Considérant que les scellés avaient été apposées le six août 1902 sur l'immeuble dont il s'agit sur le refus du propriétaire de prendre l'engagement de n'y installer aucun membre de ma congrégation qui l'occupait précédemment ou de toute autre, sans qu'il lui soit justifié d'un décret du Président de la République autorisant la création dans ledit immeuble d'un établissement congréganiste ;
Considérant que cet engagement est fourni, ainsi qu'un engagement conforme de M. Litré, Célanie, directrice de l'école privée établie dans le dit immeuble ;
Arrête :
Articler 1er. - Est autorisée la levée des scellés apposés le six août 1902 sur l'immeuble précédemment occupé à Ergué-Gabéric, au bourg, par les Filles du Saint-Esprit de Saint-Brieuc.
Article 2. - M. Allin Tomasi, Commissaire spécial de police à Quimper, est chargé de l'exécution du présent arrêté dont il recevra une ampliation.
Quimper, le 14 octobre 1902. Pour le Préfet, le secrétaire général, Meniard.
Ministère de l'Intérieur. Commissariat spécial de Quimper. Levée de scellés. Ergué-Gabéric.
République Française.
L'an mil neuf cent deux, le seize octobre, Nous, Louis Allin-Tomas, commissaire spécial de la Police des chemins de fer à Quimper, officier de police judiciaire en administration, auxiliaire du procureur de la République.
Vu les instructions en date du 14 octobre de M. le Préfet du Finistère, prescrivant de procéder à la levée des scellés apposés le six août 1902 sur l'immeuble sis à Ergué-Gabéric et précédemment occupé par les Filles du St-Esprit de St-Brieuc.
Nous sommes transporté à Ergué-Gabéric où étant ce jour,
Avons, après notification au propriétaire de l'immeuble, parlant à la personne de M. l'abbé Hascoët, desservant, d'un arrêté de M. le Préfet du Finistère autorisant la levée des scellés sous les conditions énoncées dans le dit arrêté, procédé en la présence du dit abbé Hascoët à la levée des scellés apposés sur les différents locaux de l'immeuble.

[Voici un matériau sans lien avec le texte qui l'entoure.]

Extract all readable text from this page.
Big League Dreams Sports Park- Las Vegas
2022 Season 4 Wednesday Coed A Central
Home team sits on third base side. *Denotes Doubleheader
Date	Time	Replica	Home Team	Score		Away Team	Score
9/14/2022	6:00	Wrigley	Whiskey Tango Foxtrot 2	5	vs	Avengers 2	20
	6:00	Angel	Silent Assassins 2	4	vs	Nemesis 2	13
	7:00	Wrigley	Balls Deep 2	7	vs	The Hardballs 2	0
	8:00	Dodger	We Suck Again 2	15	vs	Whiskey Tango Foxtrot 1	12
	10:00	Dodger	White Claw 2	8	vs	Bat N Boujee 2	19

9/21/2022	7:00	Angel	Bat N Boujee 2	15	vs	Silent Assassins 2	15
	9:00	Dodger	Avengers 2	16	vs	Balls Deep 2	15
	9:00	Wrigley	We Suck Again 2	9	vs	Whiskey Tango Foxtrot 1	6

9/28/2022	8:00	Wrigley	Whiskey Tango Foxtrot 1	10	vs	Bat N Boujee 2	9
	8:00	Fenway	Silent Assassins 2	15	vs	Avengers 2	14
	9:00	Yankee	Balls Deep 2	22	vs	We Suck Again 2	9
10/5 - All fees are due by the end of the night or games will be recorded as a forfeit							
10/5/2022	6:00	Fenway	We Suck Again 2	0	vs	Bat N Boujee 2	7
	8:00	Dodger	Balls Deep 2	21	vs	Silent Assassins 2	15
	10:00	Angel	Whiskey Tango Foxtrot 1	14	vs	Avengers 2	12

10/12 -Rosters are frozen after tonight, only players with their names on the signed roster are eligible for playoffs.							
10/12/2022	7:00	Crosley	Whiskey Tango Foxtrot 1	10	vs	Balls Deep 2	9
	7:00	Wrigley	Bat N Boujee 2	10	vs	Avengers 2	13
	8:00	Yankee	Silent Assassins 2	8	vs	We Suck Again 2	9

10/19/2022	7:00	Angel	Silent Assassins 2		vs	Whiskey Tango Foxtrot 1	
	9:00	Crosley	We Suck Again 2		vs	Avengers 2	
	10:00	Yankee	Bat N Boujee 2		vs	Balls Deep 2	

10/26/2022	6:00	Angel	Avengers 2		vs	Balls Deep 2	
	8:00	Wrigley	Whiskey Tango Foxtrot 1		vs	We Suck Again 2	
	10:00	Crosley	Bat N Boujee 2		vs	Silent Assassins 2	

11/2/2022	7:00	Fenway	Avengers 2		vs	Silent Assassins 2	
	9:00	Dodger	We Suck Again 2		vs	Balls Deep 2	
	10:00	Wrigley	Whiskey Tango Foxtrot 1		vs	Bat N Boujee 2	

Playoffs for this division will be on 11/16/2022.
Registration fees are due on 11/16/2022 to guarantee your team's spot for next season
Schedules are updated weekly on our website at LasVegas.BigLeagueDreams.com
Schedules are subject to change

Et le même jour, avons clos le présent procès-verbal pour être transmis à M. le Préfet du Finistère à toutes fins utiles.
Le commissaire spécial, Allin-Tomas.
Rapport après laïcisation (février 1903) :
Ministère de l'Intérieur. Direction de la sureté générale. Commissariat spécial des chemins de fer. Cabinet. Ergué-Gabéric. Situation après laïcisation.
République française. Quimper, le 24 février 1903. Rapport.
Il existe à Ergué-Gabéric une école libre dirigée par 3 sécularisées.
Deux des anciennes religieuses sont restées au bourg où elles habitent chez le bedeau Le Moigne ; ce sont elles qui, en fait, dirigent l'école libre et elles accompagnent les enfants à la promenade.
L'ancienne supérieure est à la papeterie Boloré. Elle se livre à l'exercice illégal de la médecine et rend des remèdes.
Les religieuses, les sécularisées et le recteur font une campagne acharnée contre l'école communale qui ne compte que 70 élèves alors que l'école libre en a 100 au minimum.
Un des vicaires fait le catéchisme tous les dimanches à la papeterie !
Le commissaire spécial. Beauquin.
Enquête sur anciennes religieuses (novembre 1903) :
Ville de Quimper. Commissariat de police. Ergué-Gabéric. Procès-verbal.
Enquête ayant pour but de rechercher l'identité des religieuses de la communauté des Filles du St-Esprit restées à Ergué-Gabéric, ainsi que leur attitude et leur domicile actuel.
L'an mil neuf cent trois et le dix-huit novembre, nous Terrine, Albert Commissaire de Police de la Ville de Quimper, Officier de Police judiciaire et auxiliaire de Monsieur le Procureur de la République.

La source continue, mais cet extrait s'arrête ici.